These problems are related to the following:

- Using data to show how the number of scanned rows in a slow query log is obtained
- Finding a solution based on the principle of "group by"
- Checking implementation details of sorting
- Debugging source code with gdb

## Background

List the top 10 visited articles of this month and week respectively.
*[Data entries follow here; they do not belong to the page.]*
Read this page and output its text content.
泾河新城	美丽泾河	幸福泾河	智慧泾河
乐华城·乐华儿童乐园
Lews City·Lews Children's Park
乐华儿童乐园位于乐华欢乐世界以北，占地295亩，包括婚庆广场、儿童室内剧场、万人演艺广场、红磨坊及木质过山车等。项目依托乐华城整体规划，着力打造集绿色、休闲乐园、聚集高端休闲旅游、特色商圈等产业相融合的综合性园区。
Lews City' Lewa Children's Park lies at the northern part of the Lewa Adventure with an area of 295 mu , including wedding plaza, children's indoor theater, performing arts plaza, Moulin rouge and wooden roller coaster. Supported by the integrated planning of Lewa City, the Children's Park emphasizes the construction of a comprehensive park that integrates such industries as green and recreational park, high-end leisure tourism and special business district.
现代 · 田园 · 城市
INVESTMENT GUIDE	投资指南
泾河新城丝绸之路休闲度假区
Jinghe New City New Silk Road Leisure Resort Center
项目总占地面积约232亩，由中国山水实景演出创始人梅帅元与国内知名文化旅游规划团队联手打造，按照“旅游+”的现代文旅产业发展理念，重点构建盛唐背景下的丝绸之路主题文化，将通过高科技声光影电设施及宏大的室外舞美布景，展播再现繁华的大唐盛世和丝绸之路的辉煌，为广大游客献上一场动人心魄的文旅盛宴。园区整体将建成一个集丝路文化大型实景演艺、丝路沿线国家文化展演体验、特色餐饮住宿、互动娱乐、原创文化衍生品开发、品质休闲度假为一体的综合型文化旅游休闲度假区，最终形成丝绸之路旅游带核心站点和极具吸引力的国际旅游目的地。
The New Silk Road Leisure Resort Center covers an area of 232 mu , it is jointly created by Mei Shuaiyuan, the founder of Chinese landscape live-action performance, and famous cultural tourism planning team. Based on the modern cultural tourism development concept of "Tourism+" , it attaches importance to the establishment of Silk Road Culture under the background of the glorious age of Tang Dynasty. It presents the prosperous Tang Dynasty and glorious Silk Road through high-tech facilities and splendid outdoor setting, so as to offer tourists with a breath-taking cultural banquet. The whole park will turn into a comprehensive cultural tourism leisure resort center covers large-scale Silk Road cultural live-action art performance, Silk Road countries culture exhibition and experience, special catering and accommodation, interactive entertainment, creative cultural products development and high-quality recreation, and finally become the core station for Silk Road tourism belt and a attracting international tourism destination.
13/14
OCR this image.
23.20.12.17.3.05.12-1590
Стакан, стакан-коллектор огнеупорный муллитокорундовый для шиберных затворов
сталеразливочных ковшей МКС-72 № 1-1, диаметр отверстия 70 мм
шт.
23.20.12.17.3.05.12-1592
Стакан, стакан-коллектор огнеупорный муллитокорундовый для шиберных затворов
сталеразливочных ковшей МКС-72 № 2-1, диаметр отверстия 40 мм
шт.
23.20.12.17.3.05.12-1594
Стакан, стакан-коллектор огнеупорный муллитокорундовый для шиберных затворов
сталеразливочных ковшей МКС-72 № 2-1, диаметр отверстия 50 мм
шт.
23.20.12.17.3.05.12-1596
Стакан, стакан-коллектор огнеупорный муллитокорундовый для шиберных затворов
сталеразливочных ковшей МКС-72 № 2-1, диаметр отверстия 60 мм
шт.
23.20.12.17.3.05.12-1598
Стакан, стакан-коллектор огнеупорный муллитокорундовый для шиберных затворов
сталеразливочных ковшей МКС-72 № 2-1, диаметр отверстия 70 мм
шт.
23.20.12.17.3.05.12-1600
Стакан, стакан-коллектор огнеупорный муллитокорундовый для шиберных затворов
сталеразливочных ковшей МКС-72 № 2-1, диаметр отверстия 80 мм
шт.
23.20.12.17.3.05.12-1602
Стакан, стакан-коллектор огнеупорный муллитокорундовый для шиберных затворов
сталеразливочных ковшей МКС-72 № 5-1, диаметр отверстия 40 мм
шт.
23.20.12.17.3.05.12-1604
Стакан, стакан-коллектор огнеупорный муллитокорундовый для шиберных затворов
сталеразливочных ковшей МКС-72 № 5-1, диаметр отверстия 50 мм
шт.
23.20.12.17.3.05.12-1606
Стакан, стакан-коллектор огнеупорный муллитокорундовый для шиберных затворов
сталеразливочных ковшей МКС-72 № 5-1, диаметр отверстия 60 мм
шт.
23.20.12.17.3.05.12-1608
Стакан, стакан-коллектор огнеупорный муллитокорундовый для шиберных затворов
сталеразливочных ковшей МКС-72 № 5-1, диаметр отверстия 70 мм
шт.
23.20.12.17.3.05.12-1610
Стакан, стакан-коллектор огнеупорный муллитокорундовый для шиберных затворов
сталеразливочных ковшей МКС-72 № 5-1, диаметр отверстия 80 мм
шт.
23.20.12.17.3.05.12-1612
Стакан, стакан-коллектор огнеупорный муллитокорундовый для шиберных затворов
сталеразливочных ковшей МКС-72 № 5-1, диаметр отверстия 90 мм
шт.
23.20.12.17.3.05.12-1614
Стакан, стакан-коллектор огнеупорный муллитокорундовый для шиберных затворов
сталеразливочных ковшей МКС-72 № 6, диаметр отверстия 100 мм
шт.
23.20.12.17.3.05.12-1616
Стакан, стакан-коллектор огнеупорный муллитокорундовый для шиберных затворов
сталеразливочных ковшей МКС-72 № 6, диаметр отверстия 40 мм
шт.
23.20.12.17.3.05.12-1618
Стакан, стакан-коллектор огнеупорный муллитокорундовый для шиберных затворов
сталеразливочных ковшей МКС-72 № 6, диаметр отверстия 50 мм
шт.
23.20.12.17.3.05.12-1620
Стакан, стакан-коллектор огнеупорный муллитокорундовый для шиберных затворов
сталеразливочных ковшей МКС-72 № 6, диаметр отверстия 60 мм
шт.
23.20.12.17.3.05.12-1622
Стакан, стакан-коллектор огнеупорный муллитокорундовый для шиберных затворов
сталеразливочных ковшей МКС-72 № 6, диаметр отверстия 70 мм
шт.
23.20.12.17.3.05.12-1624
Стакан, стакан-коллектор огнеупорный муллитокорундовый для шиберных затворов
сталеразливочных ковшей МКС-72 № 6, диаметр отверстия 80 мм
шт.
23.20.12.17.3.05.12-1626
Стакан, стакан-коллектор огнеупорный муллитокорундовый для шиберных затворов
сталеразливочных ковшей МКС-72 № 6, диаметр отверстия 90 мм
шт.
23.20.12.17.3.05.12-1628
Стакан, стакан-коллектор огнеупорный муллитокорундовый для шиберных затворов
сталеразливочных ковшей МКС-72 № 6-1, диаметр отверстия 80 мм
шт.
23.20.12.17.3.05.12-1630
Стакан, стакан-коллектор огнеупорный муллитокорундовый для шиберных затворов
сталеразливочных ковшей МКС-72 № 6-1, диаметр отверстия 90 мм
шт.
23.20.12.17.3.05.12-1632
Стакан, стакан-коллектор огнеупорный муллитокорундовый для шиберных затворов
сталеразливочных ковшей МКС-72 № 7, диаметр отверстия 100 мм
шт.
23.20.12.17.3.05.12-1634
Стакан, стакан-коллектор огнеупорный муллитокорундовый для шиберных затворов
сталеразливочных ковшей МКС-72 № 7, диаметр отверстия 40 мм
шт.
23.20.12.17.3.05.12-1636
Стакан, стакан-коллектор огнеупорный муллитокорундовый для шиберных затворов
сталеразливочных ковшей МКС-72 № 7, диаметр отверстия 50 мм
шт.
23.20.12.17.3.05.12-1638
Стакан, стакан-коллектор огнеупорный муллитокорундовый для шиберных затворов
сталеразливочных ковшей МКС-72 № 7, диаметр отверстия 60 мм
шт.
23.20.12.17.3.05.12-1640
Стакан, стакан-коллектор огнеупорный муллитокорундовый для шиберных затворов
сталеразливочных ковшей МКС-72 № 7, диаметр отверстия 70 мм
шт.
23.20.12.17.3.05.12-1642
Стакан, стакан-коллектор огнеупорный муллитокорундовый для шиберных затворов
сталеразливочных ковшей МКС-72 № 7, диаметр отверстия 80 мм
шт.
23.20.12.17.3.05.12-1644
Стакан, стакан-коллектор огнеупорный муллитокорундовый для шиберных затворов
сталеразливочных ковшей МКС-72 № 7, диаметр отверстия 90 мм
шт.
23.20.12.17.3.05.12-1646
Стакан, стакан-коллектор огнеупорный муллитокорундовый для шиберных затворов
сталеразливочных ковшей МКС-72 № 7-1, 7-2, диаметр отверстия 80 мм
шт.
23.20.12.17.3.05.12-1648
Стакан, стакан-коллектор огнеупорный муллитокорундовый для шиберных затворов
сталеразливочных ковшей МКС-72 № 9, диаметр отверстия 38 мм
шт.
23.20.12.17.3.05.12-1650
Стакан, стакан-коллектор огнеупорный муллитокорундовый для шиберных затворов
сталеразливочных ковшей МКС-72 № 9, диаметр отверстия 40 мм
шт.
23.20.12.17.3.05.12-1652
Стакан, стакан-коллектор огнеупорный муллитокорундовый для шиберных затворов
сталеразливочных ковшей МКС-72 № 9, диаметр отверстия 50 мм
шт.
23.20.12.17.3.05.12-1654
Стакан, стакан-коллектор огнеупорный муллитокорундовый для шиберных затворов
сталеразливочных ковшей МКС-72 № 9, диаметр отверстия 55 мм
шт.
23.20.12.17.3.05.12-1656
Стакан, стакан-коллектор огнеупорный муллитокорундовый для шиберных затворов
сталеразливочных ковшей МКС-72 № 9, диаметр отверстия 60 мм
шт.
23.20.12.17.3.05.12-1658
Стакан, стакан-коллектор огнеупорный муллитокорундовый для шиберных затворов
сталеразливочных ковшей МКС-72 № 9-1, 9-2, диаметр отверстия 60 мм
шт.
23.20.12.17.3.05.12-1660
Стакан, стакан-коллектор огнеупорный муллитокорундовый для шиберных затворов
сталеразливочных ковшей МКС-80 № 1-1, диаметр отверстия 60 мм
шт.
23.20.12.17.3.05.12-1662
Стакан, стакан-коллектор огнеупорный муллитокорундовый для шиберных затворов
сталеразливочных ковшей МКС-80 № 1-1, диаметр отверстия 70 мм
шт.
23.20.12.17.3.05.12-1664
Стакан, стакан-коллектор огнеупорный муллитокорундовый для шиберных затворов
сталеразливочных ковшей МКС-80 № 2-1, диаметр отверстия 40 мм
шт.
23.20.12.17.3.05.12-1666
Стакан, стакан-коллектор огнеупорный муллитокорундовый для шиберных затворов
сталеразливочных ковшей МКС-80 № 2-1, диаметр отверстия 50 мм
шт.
The log table is as follows.

```
CREATE TABLE `article_rank` (
`id` int(11) unsigned NOT NULL AUTO_INCREMENT,
`aid` int(11) unsigned NOT NULL,
`pv` int(11) unsigned NOT NULL DEFAULT '1',
`day` int(11) NOT NULL COMMENT '日期 例如 20171016',
PRIMARY KEY (`id`),
KEY `idx_day_aid_pv` (`day`,`aid`,`pv`),
KEY `idx_aid_day_pv` (`aid`,`day`,`pv`)
) ENGINE=InnoDB DEFAULT CHARSET=utf8
```

## Preparations

To verify the guesses, install a debugger for MySQL and enable slow query log collection to count scanned rows.

### Installation

- Download the source code
- Compile the installation
- Create a MySQL user
- Initialize the database
- Initialize the MySQL configuration file
- Change the password

## Enable Slow Query Log

Edit the configuration file and add the following under the `[mysqld]`

module:

```
slow_query_log=1
slow_query_log_file=xxx
long_query_time=0
log_queries_not_using_indexes=1
```

## Performance Analysis

## Discovering the Problem

Assume that the following SQL statement is used to query the top 10 articles by views during the five days from `2018-12-20`

to `2018-12-24`

. Let's first use `explain`

to see the analysis result.

```
mysql> explain select aid,sum(pv) as num from article_rank where day>=20181220 and day<=20181224 group by aid order by num desc limit 10;
+----+-------------+--------------+------------+-------+-------------------------------+----------------+---------+------+--------+----------+-----------------------------------------------------------+
| id | select_type | table | partitions | type | possible_keys | key | key_len | ref | rows | filtered | Extra |
+----+-------------+--------------+------------+-------+-------------------------------+----------------+---------+------+--------+----------+-----------------------------------------------------------+
| 1 | SIMPLE | article_rank | NULL | range | idx_day_aid_pv,idx_aid_day_pv | idx_day_aid_pv | 4 | NULL | 404607 | 100.00 | Using where; Using index; Using temporary; Using filesort |
+----+-------------+--------------+------------+-------+-------------------------------+----------------+---------+------+--------+----------+-----------------------------------------------------------+
```

By default, the index `idx_day_aid_pv`

is used. The `Extra`

shows that the covering index is used when we use `idx_day_aid_pv`

. However, a temporary table will be required and this involves sorting.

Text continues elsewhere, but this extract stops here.